Bomb threats evacuate buildings in Triangle, nationwide
Bomb threats were sent to media organizations, government buildings and other locations nationwide Thursday afternoon, including an office building in downtown Raleigh, three sites in Cary and one in Chapel Hill.
Some offices in the Bank of America building on Fayetteville Street’s City Plaza in Raleigh was evacuated shortly before 1:30 p.m. Workers were given the all clear to head back inside after about 90 minutes.
Sara Glines, publisher of The News and Observer, which has offices in the Bank of America building, said the bomb threat came to the newspaper through a group email address.
“The email did not appear to be legitimate, but it is our practice to evacuate our staff when there is a threat of any kind,” Glines said in a statement. “The threat did not target the News & Observer specifically, except by the general email domain. We contacted Raleigh police immediately, evacuated our offices and had the police department sweep our offices. Nothing was found. We are grateful for the Raleigh Police Department’s quick response.
“Since that time, we have become aware that this was a national spam email that was sent to many businesses across the country,” she added.
WRAL News obtained a copy of that email, which has also been posted on social media. In the message, the writer indicates an explosive device was carried into each business. The email also purports to withdraw that threat for $20,000, calling it “the price for your safety.”

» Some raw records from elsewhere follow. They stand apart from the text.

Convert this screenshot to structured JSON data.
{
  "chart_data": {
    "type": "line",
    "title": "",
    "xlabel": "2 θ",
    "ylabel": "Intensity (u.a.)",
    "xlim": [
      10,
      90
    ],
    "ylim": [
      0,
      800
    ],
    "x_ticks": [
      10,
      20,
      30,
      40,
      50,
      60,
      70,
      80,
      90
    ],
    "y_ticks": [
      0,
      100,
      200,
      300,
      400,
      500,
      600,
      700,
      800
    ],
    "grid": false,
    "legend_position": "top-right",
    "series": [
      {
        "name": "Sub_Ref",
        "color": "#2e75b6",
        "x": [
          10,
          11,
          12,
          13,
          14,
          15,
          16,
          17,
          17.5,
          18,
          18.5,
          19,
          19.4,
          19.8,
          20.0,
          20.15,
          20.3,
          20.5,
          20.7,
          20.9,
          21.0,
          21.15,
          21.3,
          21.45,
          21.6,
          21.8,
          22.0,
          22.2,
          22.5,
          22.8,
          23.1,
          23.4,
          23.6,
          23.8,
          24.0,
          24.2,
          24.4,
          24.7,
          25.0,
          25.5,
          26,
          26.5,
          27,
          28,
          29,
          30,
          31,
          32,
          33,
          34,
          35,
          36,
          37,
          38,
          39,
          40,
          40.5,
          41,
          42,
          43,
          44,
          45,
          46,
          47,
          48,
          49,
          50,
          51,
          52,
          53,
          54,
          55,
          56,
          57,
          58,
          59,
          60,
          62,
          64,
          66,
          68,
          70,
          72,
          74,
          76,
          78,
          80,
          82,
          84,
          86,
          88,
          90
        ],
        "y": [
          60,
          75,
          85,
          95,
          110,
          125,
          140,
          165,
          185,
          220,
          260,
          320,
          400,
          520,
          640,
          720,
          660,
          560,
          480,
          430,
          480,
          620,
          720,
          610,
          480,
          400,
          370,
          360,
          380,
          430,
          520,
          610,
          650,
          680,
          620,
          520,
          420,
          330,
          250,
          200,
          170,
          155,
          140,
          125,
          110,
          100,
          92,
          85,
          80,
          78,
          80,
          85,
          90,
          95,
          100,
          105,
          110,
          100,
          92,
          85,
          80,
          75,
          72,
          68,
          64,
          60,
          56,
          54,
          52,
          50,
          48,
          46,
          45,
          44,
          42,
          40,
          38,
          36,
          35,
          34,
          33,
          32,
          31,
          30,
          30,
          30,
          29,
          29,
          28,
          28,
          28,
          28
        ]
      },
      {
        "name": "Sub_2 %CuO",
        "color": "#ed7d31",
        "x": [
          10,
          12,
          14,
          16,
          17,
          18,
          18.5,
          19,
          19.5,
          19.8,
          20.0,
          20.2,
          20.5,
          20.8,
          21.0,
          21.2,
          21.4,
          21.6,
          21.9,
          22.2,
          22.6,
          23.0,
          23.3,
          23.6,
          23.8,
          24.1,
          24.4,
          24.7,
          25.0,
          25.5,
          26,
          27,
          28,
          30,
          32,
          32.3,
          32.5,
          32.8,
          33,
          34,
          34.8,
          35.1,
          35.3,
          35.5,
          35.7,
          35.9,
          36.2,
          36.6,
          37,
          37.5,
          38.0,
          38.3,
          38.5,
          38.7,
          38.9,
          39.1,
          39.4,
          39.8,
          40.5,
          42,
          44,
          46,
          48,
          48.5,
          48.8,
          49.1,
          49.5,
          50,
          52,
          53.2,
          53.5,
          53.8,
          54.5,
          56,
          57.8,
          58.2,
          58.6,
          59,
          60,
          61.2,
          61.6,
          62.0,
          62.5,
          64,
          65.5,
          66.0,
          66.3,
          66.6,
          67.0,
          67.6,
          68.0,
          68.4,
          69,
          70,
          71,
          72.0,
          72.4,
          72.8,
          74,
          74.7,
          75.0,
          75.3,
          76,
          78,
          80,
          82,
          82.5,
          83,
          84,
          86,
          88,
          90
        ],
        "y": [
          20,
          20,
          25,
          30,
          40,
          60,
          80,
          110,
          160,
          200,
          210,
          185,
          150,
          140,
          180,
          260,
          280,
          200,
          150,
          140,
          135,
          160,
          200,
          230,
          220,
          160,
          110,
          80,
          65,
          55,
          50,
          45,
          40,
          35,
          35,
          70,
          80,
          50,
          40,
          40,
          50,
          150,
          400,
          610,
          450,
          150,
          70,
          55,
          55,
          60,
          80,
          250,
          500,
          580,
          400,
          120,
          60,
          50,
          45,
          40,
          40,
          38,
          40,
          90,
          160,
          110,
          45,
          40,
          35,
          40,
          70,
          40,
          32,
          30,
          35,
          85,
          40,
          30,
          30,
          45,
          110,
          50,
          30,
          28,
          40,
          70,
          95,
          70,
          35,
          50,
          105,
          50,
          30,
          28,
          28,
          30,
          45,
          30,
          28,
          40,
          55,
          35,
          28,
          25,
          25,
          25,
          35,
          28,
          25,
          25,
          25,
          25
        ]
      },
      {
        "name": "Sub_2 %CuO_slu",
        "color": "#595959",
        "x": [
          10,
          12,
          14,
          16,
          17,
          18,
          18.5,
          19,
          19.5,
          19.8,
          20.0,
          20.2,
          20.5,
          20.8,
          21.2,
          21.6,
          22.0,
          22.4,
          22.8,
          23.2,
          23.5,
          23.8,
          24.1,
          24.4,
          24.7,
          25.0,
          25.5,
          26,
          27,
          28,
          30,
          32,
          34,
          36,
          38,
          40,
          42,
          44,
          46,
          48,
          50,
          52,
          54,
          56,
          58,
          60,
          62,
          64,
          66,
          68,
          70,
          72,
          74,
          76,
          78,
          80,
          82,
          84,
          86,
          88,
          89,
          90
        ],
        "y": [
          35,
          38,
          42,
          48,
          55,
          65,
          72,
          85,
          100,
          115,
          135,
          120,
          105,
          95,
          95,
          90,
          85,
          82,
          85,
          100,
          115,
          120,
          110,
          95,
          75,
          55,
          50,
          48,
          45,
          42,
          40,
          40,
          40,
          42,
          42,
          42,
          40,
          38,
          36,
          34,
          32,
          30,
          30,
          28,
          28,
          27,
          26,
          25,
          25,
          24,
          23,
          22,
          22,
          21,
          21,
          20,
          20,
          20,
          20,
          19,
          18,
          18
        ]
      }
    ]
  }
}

Cary officials said three bomb threats were emailed to locations across the town – 1151 Kildaire Farm Road, 8420 Chapel Hill Road and 2401 Weston Parkway. All three locations were later cleared.
Chapel Hill police said at least one location in town also received a threat.
Police in New York City said none of the reports have been found to be credible, according to NBC News.
Moore County Sheriff Ronnie Fields said his office had received numerous complaints of bomb threats across the county, including some governmental offices. The emailed threats, which demanded bitcoin payments, were generated outside the U.S. and weren’t credible threats, Fields said.
Geoff Beckwith runs Stealth Vigilance K9, a private company specializing in bomb sniffing dogs. While he didn’t work any of the locations that received bomb threats Thursday, he said any such threat should be taken seriously.
“There may be a lot of occurrences where it’s not a credible threat, there are times where it is and incidents do occur and people get hurt,” he said.
Beckwith works with several local venues, including the PNC Arena and Duke Football games, and said working in conjunction with law enforcement agencies, their job is to make sure the public is protected.